Writing in Employee Benefit News, RCH President & CEO Spencer Williams looks ahead to the New Year, when a key provision of the SECURE 2.0 Act—increasing the limit on small 401(k) accounts subject to automatic rollovers into safe-harbor IRAs from $5,000 to $7,000—goes into effect. While this development will cause more job-changing participants to be subject to automatic rollover provisions, the advent of auto portability could mean that these participants could ultimately fare much better, as auto portability's adoption accelerates. Williams references new results from RCH's Auto Portability Simulation (APS), which indicate that the new provisions -- when combined with auto portability -- could deliver even greater benefits in terms of reducing cashout leakage and preserving retirement savings, and offers plan sponsors with two New Year's resolutions to proactively respond to the changes.
Writing in PlanAdviser, Natalie Lin reports on Retirement Clearinghouse (RCH) releasing an updated version of their Auto Portability Simulation (APS). Lin observes that the new simulation model incorporates new data and assumptions and is supportive of the industry-led initiative undertaken by the Portability Services Network, a consortium of large defined contribution recordkeepers dedicated to auto portability's adoption. In addition to summarizing the study's key findings, Lin writes that "[t]he study supports the consortium’s ultimate goal of getting all retirement plans in the country to automatically port over small balances instead of cashing them out to the participant or pushing them into an individual retirement account."

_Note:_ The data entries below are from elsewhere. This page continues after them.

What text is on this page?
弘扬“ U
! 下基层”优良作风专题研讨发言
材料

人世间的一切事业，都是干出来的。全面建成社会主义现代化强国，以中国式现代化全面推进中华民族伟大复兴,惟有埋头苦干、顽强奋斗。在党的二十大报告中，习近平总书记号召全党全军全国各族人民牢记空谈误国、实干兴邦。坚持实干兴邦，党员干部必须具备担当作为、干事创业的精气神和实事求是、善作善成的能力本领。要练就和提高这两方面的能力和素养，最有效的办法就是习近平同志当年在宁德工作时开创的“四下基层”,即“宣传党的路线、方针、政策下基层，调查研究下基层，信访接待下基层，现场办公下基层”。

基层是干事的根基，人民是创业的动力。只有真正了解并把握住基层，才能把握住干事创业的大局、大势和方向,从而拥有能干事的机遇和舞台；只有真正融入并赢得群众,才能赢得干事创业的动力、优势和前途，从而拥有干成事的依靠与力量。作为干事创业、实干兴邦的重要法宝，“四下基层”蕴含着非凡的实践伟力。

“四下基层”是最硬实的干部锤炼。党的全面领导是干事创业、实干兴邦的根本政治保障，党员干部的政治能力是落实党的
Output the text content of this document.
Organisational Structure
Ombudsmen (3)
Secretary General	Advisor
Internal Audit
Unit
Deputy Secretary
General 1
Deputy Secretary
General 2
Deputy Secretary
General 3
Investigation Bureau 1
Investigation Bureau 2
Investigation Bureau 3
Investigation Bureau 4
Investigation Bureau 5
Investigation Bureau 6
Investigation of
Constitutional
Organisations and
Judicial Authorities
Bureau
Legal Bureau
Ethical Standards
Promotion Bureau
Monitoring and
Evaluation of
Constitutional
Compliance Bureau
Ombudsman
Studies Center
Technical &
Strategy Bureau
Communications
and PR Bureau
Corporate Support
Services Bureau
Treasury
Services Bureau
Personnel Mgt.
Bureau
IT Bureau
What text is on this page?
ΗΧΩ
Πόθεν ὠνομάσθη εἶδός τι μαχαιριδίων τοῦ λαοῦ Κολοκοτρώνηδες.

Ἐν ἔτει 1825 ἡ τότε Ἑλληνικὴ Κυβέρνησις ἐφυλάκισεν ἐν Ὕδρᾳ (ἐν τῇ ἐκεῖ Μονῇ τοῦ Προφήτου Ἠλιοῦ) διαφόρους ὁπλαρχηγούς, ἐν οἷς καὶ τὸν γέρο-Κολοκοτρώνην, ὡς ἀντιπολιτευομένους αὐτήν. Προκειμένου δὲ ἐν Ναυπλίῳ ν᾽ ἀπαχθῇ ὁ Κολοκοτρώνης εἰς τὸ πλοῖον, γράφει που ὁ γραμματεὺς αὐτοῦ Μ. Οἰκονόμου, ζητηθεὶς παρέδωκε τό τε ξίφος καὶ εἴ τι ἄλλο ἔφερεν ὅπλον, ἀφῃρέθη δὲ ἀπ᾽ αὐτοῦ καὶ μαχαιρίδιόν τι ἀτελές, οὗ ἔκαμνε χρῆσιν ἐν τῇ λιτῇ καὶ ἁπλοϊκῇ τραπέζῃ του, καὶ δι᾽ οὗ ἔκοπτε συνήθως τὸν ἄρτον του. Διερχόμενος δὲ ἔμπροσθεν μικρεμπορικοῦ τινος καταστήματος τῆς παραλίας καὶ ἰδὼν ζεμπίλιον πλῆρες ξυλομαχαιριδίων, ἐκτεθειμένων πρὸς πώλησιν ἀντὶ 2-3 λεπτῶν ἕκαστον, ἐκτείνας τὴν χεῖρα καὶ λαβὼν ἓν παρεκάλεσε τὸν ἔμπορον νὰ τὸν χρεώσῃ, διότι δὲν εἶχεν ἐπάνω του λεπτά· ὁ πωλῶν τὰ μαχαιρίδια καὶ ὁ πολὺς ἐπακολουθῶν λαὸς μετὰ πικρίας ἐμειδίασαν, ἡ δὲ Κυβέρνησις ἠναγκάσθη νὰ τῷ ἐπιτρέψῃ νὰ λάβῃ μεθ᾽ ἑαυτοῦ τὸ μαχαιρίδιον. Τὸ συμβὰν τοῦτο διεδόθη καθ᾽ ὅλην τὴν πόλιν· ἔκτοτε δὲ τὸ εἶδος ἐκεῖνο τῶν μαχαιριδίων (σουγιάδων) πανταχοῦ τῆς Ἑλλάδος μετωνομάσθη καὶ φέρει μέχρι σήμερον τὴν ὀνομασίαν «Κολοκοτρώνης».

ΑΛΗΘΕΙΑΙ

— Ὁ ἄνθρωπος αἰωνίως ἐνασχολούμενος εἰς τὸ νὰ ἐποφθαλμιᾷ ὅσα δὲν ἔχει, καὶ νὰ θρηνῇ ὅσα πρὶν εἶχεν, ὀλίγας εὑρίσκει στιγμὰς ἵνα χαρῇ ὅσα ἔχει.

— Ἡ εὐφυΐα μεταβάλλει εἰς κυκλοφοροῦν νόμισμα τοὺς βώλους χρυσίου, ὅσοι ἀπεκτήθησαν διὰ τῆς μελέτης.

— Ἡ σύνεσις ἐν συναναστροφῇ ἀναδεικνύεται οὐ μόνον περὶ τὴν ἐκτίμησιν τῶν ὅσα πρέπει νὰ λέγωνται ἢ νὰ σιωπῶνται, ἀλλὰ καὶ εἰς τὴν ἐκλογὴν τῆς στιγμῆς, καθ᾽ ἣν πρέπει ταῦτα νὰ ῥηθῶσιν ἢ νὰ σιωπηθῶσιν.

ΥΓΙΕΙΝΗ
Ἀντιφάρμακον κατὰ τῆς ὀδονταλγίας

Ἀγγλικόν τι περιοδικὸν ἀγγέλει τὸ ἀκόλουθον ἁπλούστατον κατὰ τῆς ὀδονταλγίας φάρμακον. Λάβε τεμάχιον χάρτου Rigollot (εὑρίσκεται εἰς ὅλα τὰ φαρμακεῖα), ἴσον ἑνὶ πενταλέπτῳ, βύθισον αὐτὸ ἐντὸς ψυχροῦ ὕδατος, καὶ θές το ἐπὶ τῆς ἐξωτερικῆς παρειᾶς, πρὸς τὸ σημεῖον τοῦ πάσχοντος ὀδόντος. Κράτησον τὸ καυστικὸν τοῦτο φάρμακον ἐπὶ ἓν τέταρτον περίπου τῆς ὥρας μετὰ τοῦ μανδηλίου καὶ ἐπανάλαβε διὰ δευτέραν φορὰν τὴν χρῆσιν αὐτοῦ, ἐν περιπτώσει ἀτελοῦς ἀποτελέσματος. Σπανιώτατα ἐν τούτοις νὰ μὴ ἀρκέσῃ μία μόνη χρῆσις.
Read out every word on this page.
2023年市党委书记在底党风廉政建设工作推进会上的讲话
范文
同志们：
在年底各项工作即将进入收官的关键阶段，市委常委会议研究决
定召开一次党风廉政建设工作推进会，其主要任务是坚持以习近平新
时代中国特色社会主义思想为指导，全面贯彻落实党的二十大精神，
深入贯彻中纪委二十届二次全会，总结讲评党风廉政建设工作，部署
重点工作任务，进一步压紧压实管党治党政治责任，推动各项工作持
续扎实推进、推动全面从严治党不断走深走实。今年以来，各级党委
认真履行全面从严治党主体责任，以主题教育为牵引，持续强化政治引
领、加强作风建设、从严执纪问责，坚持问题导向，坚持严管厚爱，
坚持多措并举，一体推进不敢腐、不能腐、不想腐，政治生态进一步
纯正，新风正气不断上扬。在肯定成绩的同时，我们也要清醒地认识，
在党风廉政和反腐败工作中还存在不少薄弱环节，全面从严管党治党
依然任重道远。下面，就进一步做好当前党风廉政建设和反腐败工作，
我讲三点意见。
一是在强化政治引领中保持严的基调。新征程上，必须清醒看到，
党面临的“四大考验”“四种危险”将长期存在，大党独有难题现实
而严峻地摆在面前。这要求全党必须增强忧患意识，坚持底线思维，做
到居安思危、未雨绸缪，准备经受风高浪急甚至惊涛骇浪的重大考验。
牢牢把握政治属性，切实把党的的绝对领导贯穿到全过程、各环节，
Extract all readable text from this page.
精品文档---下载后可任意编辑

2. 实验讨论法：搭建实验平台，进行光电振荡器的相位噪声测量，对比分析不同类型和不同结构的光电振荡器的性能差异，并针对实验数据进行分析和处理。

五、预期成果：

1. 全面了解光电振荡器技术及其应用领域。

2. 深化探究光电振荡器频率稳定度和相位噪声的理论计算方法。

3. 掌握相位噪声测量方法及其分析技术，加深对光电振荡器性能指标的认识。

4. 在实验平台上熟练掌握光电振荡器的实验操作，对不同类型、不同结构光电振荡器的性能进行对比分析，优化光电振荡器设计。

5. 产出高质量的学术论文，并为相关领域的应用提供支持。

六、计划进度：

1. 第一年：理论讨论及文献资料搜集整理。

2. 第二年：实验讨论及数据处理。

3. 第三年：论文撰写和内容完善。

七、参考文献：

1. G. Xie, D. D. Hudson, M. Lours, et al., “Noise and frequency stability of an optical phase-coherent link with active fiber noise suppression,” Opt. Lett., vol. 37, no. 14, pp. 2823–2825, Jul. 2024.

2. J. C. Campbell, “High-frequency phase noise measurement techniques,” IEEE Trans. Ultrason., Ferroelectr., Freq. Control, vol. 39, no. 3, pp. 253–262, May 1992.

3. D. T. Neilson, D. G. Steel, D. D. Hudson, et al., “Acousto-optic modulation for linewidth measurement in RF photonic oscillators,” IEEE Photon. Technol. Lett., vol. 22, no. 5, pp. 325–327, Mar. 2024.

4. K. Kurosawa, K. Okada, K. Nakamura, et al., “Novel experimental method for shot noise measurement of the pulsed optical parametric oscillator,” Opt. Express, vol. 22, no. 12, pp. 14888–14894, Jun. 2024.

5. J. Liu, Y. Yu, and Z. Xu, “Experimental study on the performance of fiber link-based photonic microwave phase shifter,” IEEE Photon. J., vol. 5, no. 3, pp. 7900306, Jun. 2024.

NAPA Net's Ted Godbout covers a new study released by Retirement Clearinghouse -- Revisiting the Auto Portability Simulation: The Impact of the Portability Services Network, SECURE 2.0 and Expanded Access -- which addresses the findings from a newly-updated discrete event simulation which models the 40-year results of auto portability. Godbout summarizes the four key findings noted in the study, which include an increase in the number of affected job-changers, greater reductions in cashout leakage, an increase in incremental retirement savings preserved, and a more positive impact of auto portability upon minorities.